Not exactly. I think they accepted the space as a symbolic graveyard. The crosses remained there for two or three weeks, and you could see people walking around. They stopped crossing the square in the way they usually did. They really perceived the place as a memorial, and they even stopped talking so loudly! They behaved as if they were in a graveyard. Later, they repainted many of the crosses and even wrote down the names of their loved ones.
How did the government or other officials react?
We had an agreement with the city. We started painting at 5:30 in the morning. It took us two hours, and then we had a deal that we would clean it off in the afternoon, to avoid being accused of vandalism. In the end, though, the reaction was so positive that the politicians told us that we didn’t need to clean up, and that they wanted to keep the crosses there. The politicians of the city of Prague are on the democratic side, and our action wasn’t targeted at them but at the government. Meanwhile we've had no response from the ruling officials themselves. It’s part of their strategy never to react to our activities. Even when we organized waves of mass demonstrations two years ago, they didn’t respond.
It is the role of our NGO to reveal what is happening in the shadows
How has the COVID-19 pandemic endangered democracy in the Czech Republic, if indeed it has?
I'm convinced it has endangered democracy a great deal. The media here is only talking about Covid-19. People are afraid, and so they don’t really see what’s going on behind the scenes. It is the role of our NGO to reveal what is happening in the shadows. Public media, for example, are facing extreme pressure now, especially the Czech public television, which many people still watch. The parliament has more and more influence over it. We want to fight for public service broadcasting, so there will be a demonstration about this soon.
You’ve spoken out in the past about the importance of the European Union. What's your view of how the bloc has responded to the crisis?
Our emphasis is not really about the EU itself, it's more about the geopolitical orientation of the Czech state. We proudly declare that we are an ally of the European and Atlantic powers. There are things to criticize obviously, but we are at a crossroads: we are under pressure from Russia. We have to be oriented towards the West because if the alternative is the East that is not the path of democracy. It is the path of a country like Hungary, and we don’t want to move in that direction. We strongly support our membership of the European Union, although that doesn’t mean we are blind to all the issues and mistakes the institutions make. Ultimately, though, talking about the EU is not really part of our agenda. There are other NGOs that do that, especially considering what has been going on recently…

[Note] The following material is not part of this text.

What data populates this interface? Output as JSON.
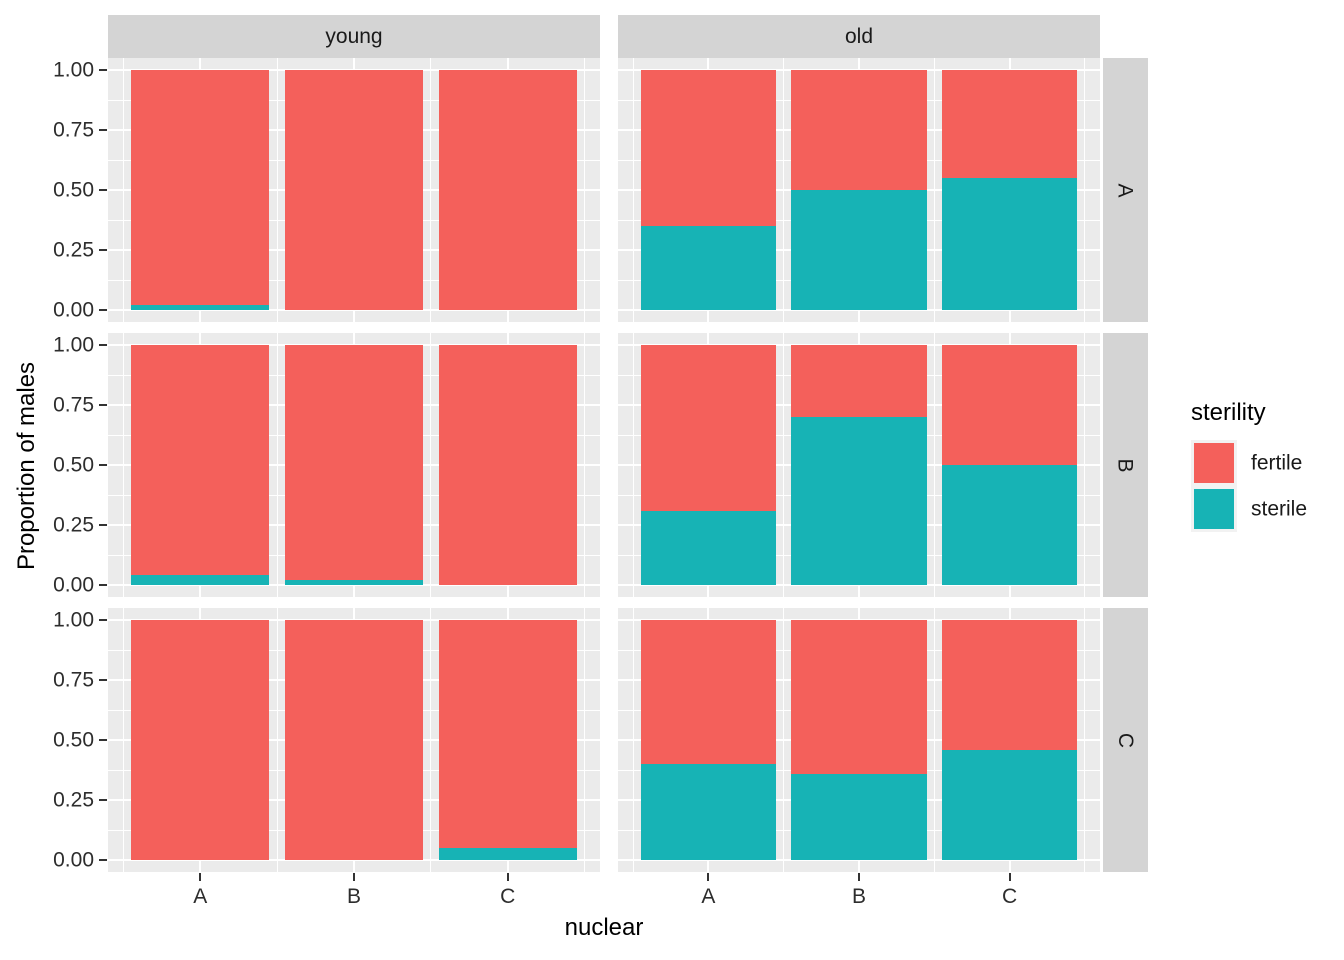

I take it you’re referring to the ongoing diplomatic crisis between Czechia and Russia (which began when Prague accused Moscow of having orchestrated a terrorist attack on Czech soil in 2014). In response, some activists projected the words 'High Treason' on the presidential palace…
That’s right, they’re our friends! They did a really good job I think. This scandal is also one of the reasons why we will go and protest next week. It will be the first physical demonstration we’ve organized since the pandemic began. We have been patient for a very long time, but now it's too much. It's time to say enough! In Czechia we talk about what we call “salami” tactics: that piece by piece, or step by step, they secretly eliminate democracy. At some point we have to stand up to stop this. If we don’t go to the streets now, we will be silenced forever.